Dad's painting sat on the study couch all day Saturday, while everyone worked at other tasks. Then Warren  moved it to the living room, up against the china cabinet, so it didn't get knocked and the glass broken. This morning, I hung it right over my desk.

I find myself lifting up my eyes to it frequently.

My new painting does not have hills, although there is a little  rise to the house. It is more likely an Ohio landscape than a Kentucky one. No matter. I have another of dad's paintings, this one with a hill in it, right above my files.

I lift up my eyes to that one as I work too.  

I have written about my dad before. He is a plainspoken man who openly acknowledges that his time left on earth grows shorter each day. He never graduated from high school, but has worked hard his whole life not only to feed his family but also to feed his mind. He has been married for 58 years today to the love of his life, who he met by driving around and around the downtown block she was walking home from school on until she caved in and finally said "hello."

And sometimes, a little sheepish, a little red faced, he'll hand you a piece of his heart.


Terri said...

My father passed several years this brought tears to my eyes.
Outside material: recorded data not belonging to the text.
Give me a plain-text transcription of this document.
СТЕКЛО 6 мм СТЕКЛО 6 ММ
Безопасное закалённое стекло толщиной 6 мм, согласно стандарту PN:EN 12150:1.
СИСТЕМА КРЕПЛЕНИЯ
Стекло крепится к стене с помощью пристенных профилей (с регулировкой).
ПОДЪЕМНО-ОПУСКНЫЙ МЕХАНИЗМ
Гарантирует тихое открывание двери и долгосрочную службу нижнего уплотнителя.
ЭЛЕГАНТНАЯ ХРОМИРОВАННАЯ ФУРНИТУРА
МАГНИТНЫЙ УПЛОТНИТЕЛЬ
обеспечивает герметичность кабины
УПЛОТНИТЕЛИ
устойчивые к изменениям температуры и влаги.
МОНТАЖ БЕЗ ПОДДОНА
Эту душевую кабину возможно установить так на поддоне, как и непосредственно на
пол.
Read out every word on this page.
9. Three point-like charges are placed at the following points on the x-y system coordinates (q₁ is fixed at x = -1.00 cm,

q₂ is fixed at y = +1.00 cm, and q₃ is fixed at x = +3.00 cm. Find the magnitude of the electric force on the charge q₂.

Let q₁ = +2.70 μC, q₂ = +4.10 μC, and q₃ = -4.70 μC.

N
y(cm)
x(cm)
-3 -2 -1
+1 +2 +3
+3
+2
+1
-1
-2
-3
Your father sounds so much like my husband...

Sharon said...

Your father sounds wonderful. I love the 58 years part. Amazing. I also LOVE the drawing. Simplicity at it's best. Beautiful!!!

Ellen said...

What a great tribute to both your parents! Sometimes it's harder to give a gift than to receive, though it shouldn't be. The best gifts are the ones that are so personal, a little bit of oneself is included.